The caution I would put on that (we sort of alluded to this already) is that we need to deliver what it says on the tin. Pretending that we are streaming a request when, in fact, it is uni-directional and the response does not start until the entire request completes, is pointless.

landrito commented 7 years ago

I don't think the goal you stated can be accomplished without a streaming rpc being added to the proto and the corresponding method implemented server side. Maybe @jmuk has an idea?

ebdrup commented 7 years ago

@lukesneeringer Even if you buffer and then do OCR on your side, a streaming option would still be nice. Then we can stream a file from the file system, a web request etc. And not have to buffer the entire thing in memory on our side.

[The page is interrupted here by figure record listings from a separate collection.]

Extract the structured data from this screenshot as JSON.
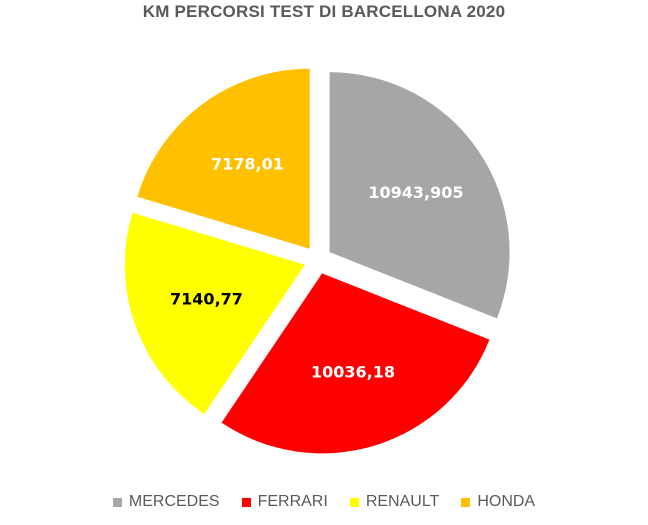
{
  "chart_data": {
    "type": "pie",
    "title": "KM PERCORSI TEST DI BARCELLONA 2020",
    "categories": [
      "MERCEDES",
      "FERRARI",
      "RENAULT",
      "HONDA"
    ],
    "values": [
      10943.905,
      10036.18,
      7140.77,
      7178.01
    ],
    "data_labels": [
      "10943,905",
      "10036,18",
      "7140,77",
      "7178,01"
    ],
    "colors": [
      "#a6a6a6",
      "#ff0000",
      "#ffff00",
      "#ffc000"
    ],
    "label_colors": [
      "#ffffff",
      "#ffffff",
      "#000000",
      "#ffffff"
    ],
    "exploded": true,
    "legend_position": "bottom"
  }
}
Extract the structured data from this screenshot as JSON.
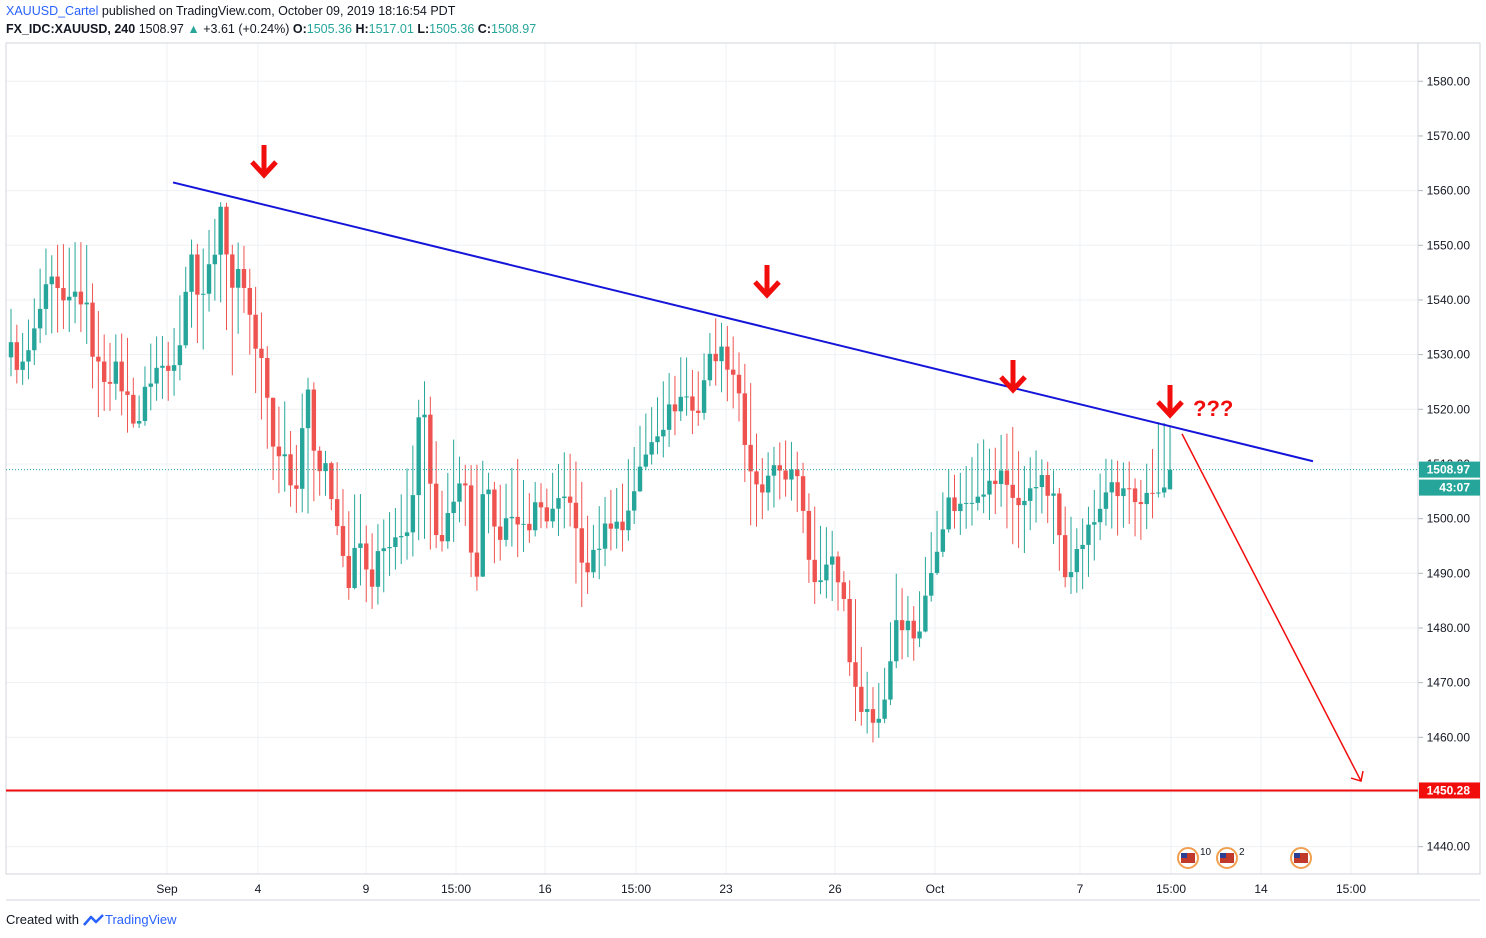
{
  "header": {
    "author": "XAUUSD_Cartel",
    "published_text": "published on TradingView.com, October 09, 2019 18:16:54 PDT",
    "symbol": "FX_IDC:XAUUSD, 240",
    "last": "1508.97",
    "change_arrow": "▲",
    "change": "+3.61 (+0.24%)",
    "o_label": "O:",
    "o_value": "1505.36",
    "h_label": "H:",
    "h_value": "1517.01",
    "l_label": "L:",
    "l_value": "1505.36",
    "c_label": "C:",
    "c_value": "1508.97"
  },
  "footer": {
    "created_with": "Created with",
    "brand": "TradingView"
  },
  "colors": {
    "up": "#26a69a",
    "down": "#ef5350",
    "trendline": "#1515d9",
    "annotation": "#f20d0d",
    "support": "#f20d0d",
    "grid": "#eef0f3",
    "axis_text": "#131722"
  },
  "chart_data": {
    "type": "candlestick",
    "y_axis": {
      "min": 1435,
      "max": 1587,
      "ticks": [
        "1580.00",
        "1570.00",
        "1560.00",
        "1550.00",
        "1540.00",
        "1530.00",
        "1520.00",
        "1510.00",
        "1500.00",
        "1490.00",
        "1480.00",
        "1470.00",
        "1460.00",
        "1450.00",
        "1440.00"
      ]
    },
    "x_axis": {
      "labels": [
        "Sep",
        "4",
        "9",
        "15:00",
        "16",
        "15:00",
        "23",
        "26",
        "Oct",
        "7",
        "15:00",
        "14",
        "15:00"
      ]
    },
    "price_labels": {
      "last_price": "1508.97",
      "countdown": "43:07",
      "support": "1450.28"
    },
    "trendline": {
      "start_price": 1561.5,
      "end_price": 1510.5
    },
    "support_level": 1450.28,
    "arrows_count": 4,
    "question_text": "???",
    "projection_target": 1452,
    "events": [
      {
        "icon": "us-flag-icon",
        "badge": "10"
      },
      {
        "icon": "us-flag-icon",
        "badge": "2"
      },
      {
        "icon": "us-flag-icon",
        "badge": ""
      }
    ],
    "anchors": [
      [
        1531,
        1537,
        1527
      ],
      [
        1527,
        1532,
        1525
      ],
      [
        1532,
        1537,
        1528
      ],
      [
        1540,
        1548,
        1535
      ],
      [
        1543,
        1548,
        1535
      ],
      [
        1538,
        1550,
        1535
      ],
      [
        1541,
        1549,
        1536
      ],
      [
        1540,
        1551,
        1535
      ],
      [
        1528,
        1540,
        1520
      ],
      [
        1526,
        1531,
        1520
      ],
      [
        1527,
        1533,
        1522
      ],
      [
        1522,
        1533,
        1517
      ],
      [
        1517,
        1521,
        1517
      ],
      [
        1525,
        1530,
        1520
      ],
      [
        1528,
        1534,
        1522
      ],
      [
        1527,
        1531,
        1522
      ],
      [
        1533,
        1539,
        1525
      ],
      [
        1549,
        1551,
        1537
      ],
      [
        1540,
        1548,
        1530
      ],
      [
        1547,
        1553,
        1540
      ],
      [
        1556,
        1557,
        1541
      ],
      [
        1543,
        1549,
        1527
      ],
      [
        1545,
        1550,
        1540
      ],
      [
        1533,
        1543,
        1526
      ],
      [
        1528,
        1536,
        1517
      ],
      [
        1510,
        1520,
        1506
      ],
      [
        1512,
        1520,
        1505
      ],
      [
        1503,
        1512,
        1501
      ],
      [
        1527,
        1528,
        1502
      ],
      [
        1510,
        1513,
        1504
      ],
      [
        1508,
        1511,
        1505
      ],
      [
        1500,
        1509,
        1498
      ],
      [
        1487,
        1500,
        1486
      ],
      [
        1497,
        1505,
        1490
      ],
      [
        1487,
        1496,
        1484
      ],
      [
        1494,
        1498,
        1486
      ],
      [
        1494,
        1500,
        1490
      ],
      [
        1496,
        1504,
        1493
      ],
      [
        1501,
        1511,
        1494
      ],
      [
        1524,
        1525,
        1497
      ],
      [
        1500,
        1520,
        1495
      ],
      [
        1497,
        1502,
        1495
      ],
      [
        1504,
        1513,
        1497
      ],
      [
        1507,
        1510,
        1502
      ],
      [
        1485,
        1508,
        1485
      ],
      [
        1508,
        1510,
        1500
      ],
      [
        1495,
        1505,
        1492
      ],
      [
        1502,
        1506,
        1496
      ],
      [
        1497,
        1510,
        1494
      ],
      [
        1499,
        1504,
        1495
      ],
      [
        1503,
        1506,
        1500
      ],
      [
        1500,
        1505,
        1499
      ],
      [
        1502,
        1510,
        1498
      ],
      [
        1505,
        1512,
        1500
      ],
      [
        1492,
        1508,
        1483
      ],
      [
        1491,
        1497,
        1489
      ],
      [
        1497,
        1502,
        1490
      ],
      [
        1500,
        1505,
        1495
      ],
      [
        1498,
        1506,
        1495
      ],
      [
        1505,
        1512,
        1498
      ],
      [
        1510,
        1518,
        1508
      ],
      [
        1516,
        1520,
        1512
      ],
      [
        1518,
        1525,
        1512
      ],
      [
        1521,
        1526,
        1516
      ],
      [
        1523,
        1530,
        1520
      ],
      [
        1518,
        1525,
        1515
      ],
      [
        1528,
        1531,
        1524
      ],
      [
        1531,
        1536,
        1525
      ],
      [
        1529,
        1534,
        1522
      ],
      [
        1525,
        1530,
        1521
      ],
      [
        1508,
        1527,
        1500
      ],
      [
        1504,
        1510,
        1500
      ],
      [
        1507,
        1512,
        1502
      ],
      [
        1509,
        1514,
        1505
      ],
      [
        1508,
        1513,
        1504
      ],
      [
        1505,
        1511,
        1500
      ],
      [
        1489,
        1502,
        1485
      ],
      [
        1491,
        1498,
        1487
      ],
      [
        1492,
        1497,
        1485
      ],
      [
        1486,
        1490,
        1484
      ],
      [
        1468,
        1487,
        1464
      ],
      [
        1466,
        1472,
        1462
      ],
      [
        1462,
        1468,
        1459
      ],
      [
        1468,
        1472,
        1463
      ],
      [
        1482,
        1490,
        1473
      ],
      [
        1481,
        1485,
        1476
      ],
      [
        1478,
        1483,
        1474
      ],
      [
        1487,
        1495,
        1485
      ],
      [
        1497,
        1502,
        1495
      ],
      [
        1503,
        1508,
        1500
      ],
      [
        1502,
        1507,
        1497
      ],
      [
        1504,
        1510,
        1499
      ],
      [
        1506,
        1514,
        1503
      ],
      [
        1506,
        1512,
        1500
      ],
      [
        1508,
        1514,
        1503
      ],
      [
        1505,
        1516,
        1496
      ],
      [
        1501,
        1509,
        1494
      ],
      [
        1508,
        1512,
        1500
      ],
      [
        1506,
        1510,
        1502
      ],
      [
        1503,
        1508,
        1495
      ],
      [
        1491,
        1502,
        1488
      ],
      [
        1493,
        1497,
        1487
      ],
      [
        1497,
        1500,
        1488
      ],
      [
        1500,
        1505,
        1495
      ],
      [
        1506,
        1510,
        1500
      ],
      [
        1504,
        1510,
        1498
      ],
      [
        1506,
        1510,
        1501
      ],
      [
        1500,
        1505,
        1496
      ],
      [
        1504,
        1510,
        1499
      ],
      [
        1505.36,
        1517.01,
        1505.36
      ],
      [
        1508.97,
        1517.01,
        1505.36
      ]
    ]
  }
}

In our experience these kind of streaming solutions scale exceptionally well under heavy load.

stephenplusplus commented 7 years ago

I don't think we'd go so far as to fake the stream. The problem with doing it on our side is that it would create an illusion that we're doing something to help the user's app's performance. It might encourage them to do things they otherwise wouldn't, not realizing it was all a facade until they notice their memory usage going up inexplicably. Eventually, they'd realize what was going on, and at that point, they'd probably make us feel pretty bad for doing that to them.

I would recommend buffering on the app's side, even if it is an extra step. concat-stream can make it pretty easy:

function requestHandler(req, res) {
  req.pipe(concat(function(userImageUpload) {
    vision.detectText(userImageUpload, function(err, detections) {})
  }))
}

I'll close the issue for now, since I think we're trapped by the proto files not allowing a streaming version of this method. If @jmuk has any ideas and thinks there is hope here, please re-open.

ebdrup commented 7 years ago

Oh I didn't mean buffering in the SDK. I meant buffering on the google servers.